Regardless of how many shares you sell, the charge is applied once per ISIN (stock) per day. Selling 10 or 1000 shares of the same company will attract the same DP charge.

Not Included in Brokerage Calculators:

Many brokers show brokerage, STT, exchange fees, etc., on their cost breakdown, but DP charges are usually separately levied after the trade is executed.

CDSL vs NSDL:

Many brokers in India are linked with either CDSL or NSDL, and their depository participant (DP) transaction fees can differ accordingly. NSDL levies ₹5 per transaction, while CDSL DP charges are usually ₹5.50.

Important Things to Know About DP Charges

How Can You Minimise or Avoid DP Charges?

Many investors often wonder how to avoid DP charges. While you can't eliminate DP charges, you can reduce their frequency or avoid them in certain situations:

  • Avoid frequent small-volume sales -  Consolidate transactions when possible.
  • Buy and sell the same day - DP charges are not applicable in intraday trading, as there’s no share delivery involved.
  • Opt for brokers that offer low DP charges - Brokers like Choice are known for competitive rates.
  • Review your trade execution type - Delivery-based trades incur DP fees; intraday and F&O do not.

Common Misconceptions

DP charges function in the same way as brokerage fees.:

No. Brokerage is paid to the broker for executing the trade. DP charges are separate and fixed, paid for share transfer processing.
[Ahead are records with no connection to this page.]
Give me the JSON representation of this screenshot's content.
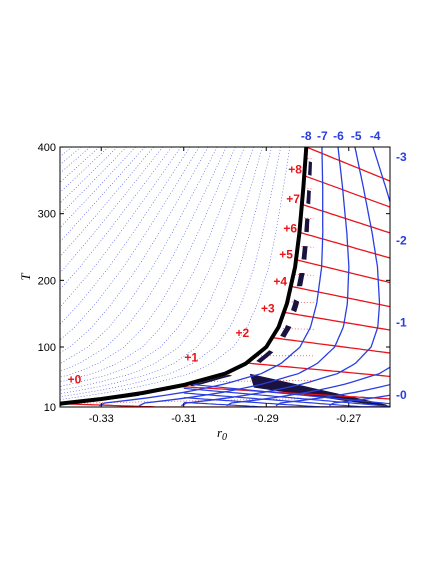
{
  "chart_data": {
    "type": "line",
    "title": "",
    "xlabel": "r",
    "xlabel_sub": "0",
    "ylabel": "T",
    "xlim": [
      -0.34,
      -0.26
    ],
    "ylim": [
      10,
      400
    ],
    "xticks": [
      -0.33,
      -0.31,
      -0.29,
      -0.27
    ],
    "xtick_labels": [
      "-0.33",
      "-0.31",
      "-0.29",
      "-0.27"
    ],
    "yticks": [
      10,
      100,
      200,
      300,
      400
    ],
    "ytick_labels": [
      "10",
      "100",
      "200",
      "300",
      "400"
    ],
    "grid": false,
    "colors": {
      "red_curves": "#e8141c",
      "blue_curves": "#2a3ee0",
      "boundary": "#000000",
      "shaded": "#1a1240",
      "dotted": "#3f4fe0"
    },
    "boundary_curve": {
      "x": [
        -0.34,
        -0.33,
        -0.32,
        -0.31,
        -0.3,
        -0.295,
        -0.29,
        -0.287,
        -0.285,
        -0.283,
        -0.282,
        -0.281,
        -0.2803
      ],
      "y": [
        15,
        22,
        31,
        43,
        60,
        75,
        100,
        130,
        165,
        220,
        270,
        340,
        400
      ]
    },
    "red_labels": [
      {
        "text": "+0",
        "x": -0.3365,
        "y": 45
      },
      {
        "text": "+1",
        "x": -0.3082,
        "y": 78
      },
      {
        "text": "+2",
        "x": -0.2958,
        "y": 115
      },
      {
        "text": "+3",
        "x": -0.2896,
        "y": 152
      },
      {
        "text": "+4",
        "x": -0.2866,
        "y": 192
      },
      {
        "text": "+5",
        "x": -0.2852,
        "y": 233
      },
      {
        "text": "+6",
        "x": -0.2842,
        "y": 272
      },
      {
        "text": "+7",
        "x": -0.2835,
        "y": 316
      },
      {
        "text": "+8",
        "x": -0.283,
        "y": 360
      }
    ],
    "blue_top_labels": [
      {
        "text": "-8",
        "x": -0.2803
      },
      {
        "text": "-7",
        "x": -0.2764
      },
      {
        "text": "-6",
        "x": -0.2725
      },
      {
        "text": "-5",
        "x": -0.2682
      },
      {
        "text": "-4",
        "x": -0.2636
      }
    ],
    "blue_right_labels": [
      {
        "text": "-3",
        "y": 385
      },
      {
        "text": "-2",
        "y": 260
      },
      {
        "text": "-1",
        "y": 137
      },
      {
        "text": "-0",
        "y": 28
      }
    ],
    "red_curve_levels": [
      15,
      41,
      76,
      114,
      152,
      191,
      231,
      272,
      314,
      357,
      400
    ],
    "blue_curve_offsets": [
      0.0,
      0.0038,
      0.0077,
      0.0118,
      0.0162,
      0.021,
      0.0262
    ]
  }
}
There’s a way to avoid DP charges completely -

Not really, unless you trade only intraday or in F&O (where shares don’t move into or out of Demat).
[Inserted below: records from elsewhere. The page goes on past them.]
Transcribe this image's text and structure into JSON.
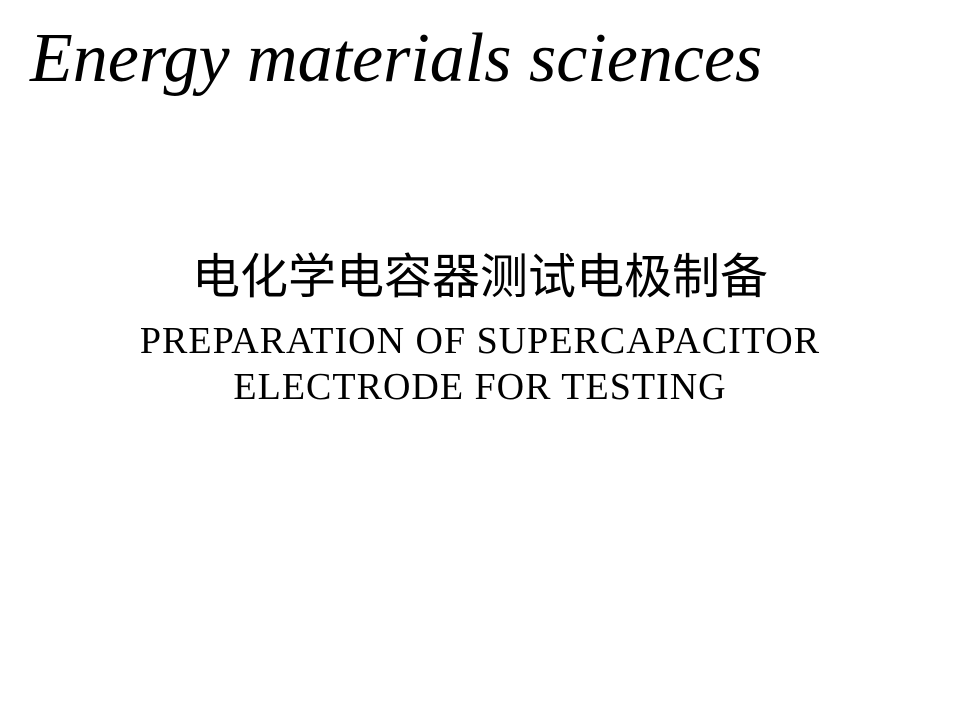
{
  "slide": {
    "heading": "Energy materials sciences",
    "heading_fontsize": 70,
    "heading_color": "#000000",
    "chinese_title": "电化学电容器测试电极制备",
    "chinese_title_fontsize": 48,
    "chinese_title_color": "#000000",
    "english_title": "Preparation of supercapacitor electrode for testing",
    "english_title_fontsize": 38,
    "english_title_color": "#000000",
    "background_color": "#ffffff"
  }
}
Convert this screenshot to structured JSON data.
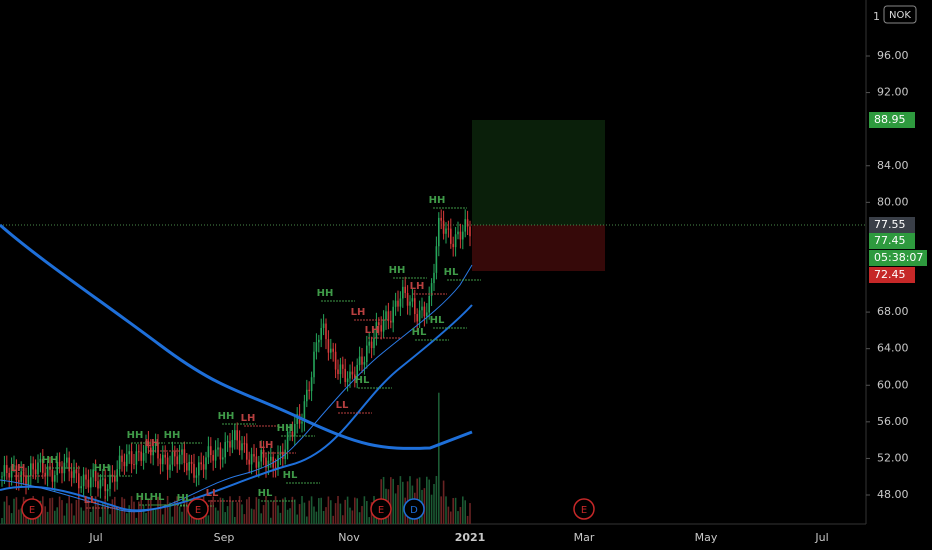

BTST (Buy Today, Sell Tomorrow) trades are free from DP charges

This is a misunderstanding. In BTST trades, although shares are bought and sold within the same trading day, they are still moved to and from your Demat account. Since the shares stay in your Demat account overnight, DP charges apply. These fees are generally fixed per security and are not influenced by the number of shares being sold.

Final Thoughts

DP charges in the share market may seem minor, but they can add up, especially for frequent traders or those investing in small quantities. Understanding these charges helps in:

  • Evaluating broker cost structures
  • Avoiding unnecessary deductions
  • Optimising long-term returns

By choosing brokers with transparent fee disclosures and the lowest DP charges, investors can manage costs better while enjoying the benefits of digital shareholding.

FAQs

Are DP charges applicable in intraday trading?

No, DP charges are not applicable in intraday trading because shares don’t move in or out of your Demat account.

How often are DP charges levied?

They are charged per ISIN per day, only on the sell side of delivery trades.

Do all brokers charge the same DP fees?

No. DP charges vary by broker. While the depository fee is standard, brokers set their own DP charges. Some offer competitive or discounted rates, especially for high-volume traders.

Can I get a refund on DP charges?

Generally, DP charges are non-refundable, as they are service-based and incurred once a transaction is processed. However, if charged in error, you can raise a dispute with your broker.